Ile L4 z powodu COVID-19
Z powodu jednostki chorobowej opisanej jako „zdrowie pacjenta po zakończeniu COVID-19 (U09)” wystawiono 173,5 tys. zwolnień, w sumie dało 1 mln 542 tys. dni nieobecności. Natomiast z powodu pozostałych chorób powiązanych z COVID-19 pacjenci otrzymali 18,5 tys. zaświadczeń lekarskich na 141,9 tys. dni.
W grudniu 2022 r. z powodu COVID-19 wystawiono 15,3 tys. zwolnień na 98,9 tys. dni absencji chorobowej. Najczęściej wystawiane były one w województwach: mazowieckim (19,9%), dolnośląskim (12,1%), wielkopolskim (10,1%) i śląskim (9,8%).
Przypomnijmy, że Od 1 grudnia 2018 r. lekarze lub asystenci medyczni wystawiają zwolnienia wyłącznie elektroniczne.

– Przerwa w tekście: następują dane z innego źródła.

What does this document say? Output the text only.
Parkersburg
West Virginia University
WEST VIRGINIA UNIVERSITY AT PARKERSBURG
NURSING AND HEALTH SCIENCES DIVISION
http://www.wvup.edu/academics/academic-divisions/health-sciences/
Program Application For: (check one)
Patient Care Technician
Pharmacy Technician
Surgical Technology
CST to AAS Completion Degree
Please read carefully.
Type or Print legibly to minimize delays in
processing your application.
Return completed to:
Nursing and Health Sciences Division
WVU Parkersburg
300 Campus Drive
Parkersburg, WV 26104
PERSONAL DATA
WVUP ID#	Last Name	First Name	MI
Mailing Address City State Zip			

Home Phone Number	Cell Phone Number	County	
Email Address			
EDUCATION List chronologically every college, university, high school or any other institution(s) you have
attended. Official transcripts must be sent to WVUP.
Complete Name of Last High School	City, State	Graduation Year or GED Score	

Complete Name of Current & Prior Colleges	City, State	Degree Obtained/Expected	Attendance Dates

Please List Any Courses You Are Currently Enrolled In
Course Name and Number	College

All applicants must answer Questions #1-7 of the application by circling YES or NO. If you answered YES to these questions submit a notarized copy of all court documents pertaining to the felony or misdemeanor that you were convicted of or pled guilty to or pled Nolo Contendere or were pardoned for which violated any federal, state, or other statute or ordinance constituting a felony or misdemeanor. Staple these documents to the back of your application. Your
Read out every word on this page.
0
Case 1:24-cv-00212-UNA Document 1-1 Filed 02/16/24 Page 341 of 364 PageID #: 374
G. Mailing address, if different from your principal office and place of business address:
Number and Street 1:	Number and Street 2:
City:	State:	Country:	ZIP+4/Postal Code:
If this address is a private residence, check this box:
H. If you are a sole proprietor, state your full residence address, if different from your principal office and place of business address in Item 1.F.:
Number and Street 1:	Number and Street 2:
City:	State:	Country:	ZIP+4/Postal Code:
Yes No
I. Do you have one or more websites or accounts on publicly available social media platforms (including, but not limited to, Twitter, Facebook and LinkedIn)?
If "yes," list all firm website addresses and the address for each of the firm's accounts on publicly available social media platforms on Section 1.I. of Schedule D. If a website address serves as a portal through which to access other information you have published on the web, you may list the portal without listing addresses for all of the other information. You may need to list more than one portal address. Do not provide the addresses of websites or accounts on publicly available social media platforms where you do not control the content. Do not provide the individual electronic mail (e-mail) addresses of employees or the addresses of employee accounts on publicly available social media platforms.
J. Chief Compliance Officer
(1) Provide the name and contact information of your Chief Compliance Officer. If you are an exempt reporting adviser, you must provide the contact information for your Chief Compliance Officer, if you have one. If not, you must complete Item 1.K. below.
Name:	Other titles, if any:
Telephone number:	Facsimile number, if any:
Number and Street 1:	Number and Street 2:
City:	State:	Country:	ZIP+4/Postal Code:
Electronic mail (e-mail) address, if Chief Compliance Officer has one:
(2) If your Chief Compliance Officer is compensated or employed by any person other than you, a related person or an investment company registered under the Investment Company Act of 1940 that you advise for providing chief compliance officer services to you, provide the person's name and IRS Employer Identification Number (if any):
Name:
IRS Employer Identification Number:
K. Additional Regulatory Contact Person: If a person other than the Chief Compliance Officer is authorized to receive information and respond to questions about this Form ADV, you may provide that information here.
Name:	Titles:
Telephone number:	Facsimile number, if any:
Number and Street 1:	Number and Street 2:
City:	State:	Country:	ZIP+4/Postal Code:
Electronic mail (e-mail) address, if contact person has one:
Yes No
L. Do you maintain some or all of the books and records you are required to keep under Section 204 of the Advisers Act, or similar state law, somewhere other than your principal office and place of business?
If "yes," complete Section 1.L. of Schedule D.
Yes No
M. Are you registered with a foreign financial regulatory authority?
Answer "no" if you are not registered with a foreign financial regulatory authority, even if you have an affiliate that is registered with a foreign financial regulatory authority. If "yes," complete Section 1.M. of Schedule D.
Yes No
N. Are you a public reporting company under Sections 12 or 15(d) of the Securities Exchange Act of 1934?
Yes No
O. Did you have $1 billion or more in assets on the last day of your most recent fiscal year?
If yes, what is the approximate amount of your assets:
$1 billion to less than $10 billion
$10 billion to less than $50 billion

E-zwolnienia nie trzeba dostarczać pracodawcy, jeśli jesteśmy pracownikami albo do ZUS, jeśli prowadzimy działalność gospodarczą, bo jest automatycznie przesyłane do systemu ZUS. To duże ułatwienie dla pacjentów. Wszystkie swoje zwolnienia możemy zobaczyć na Internetowym Koncie Pacjenta.
E-zwolnienie może wystawić nam po konsultacji medycznej lekarz podstawowej opieki zdrowotnej, lekarz specjalista, lekarz w szpitalu i lekarz stomatolog. To, czy lekarz może wystawić zwolnienie, nie zależy od jego specjalizacji ani miejsca pracy. Musi jedynie mieć upoważnienie z ZUS.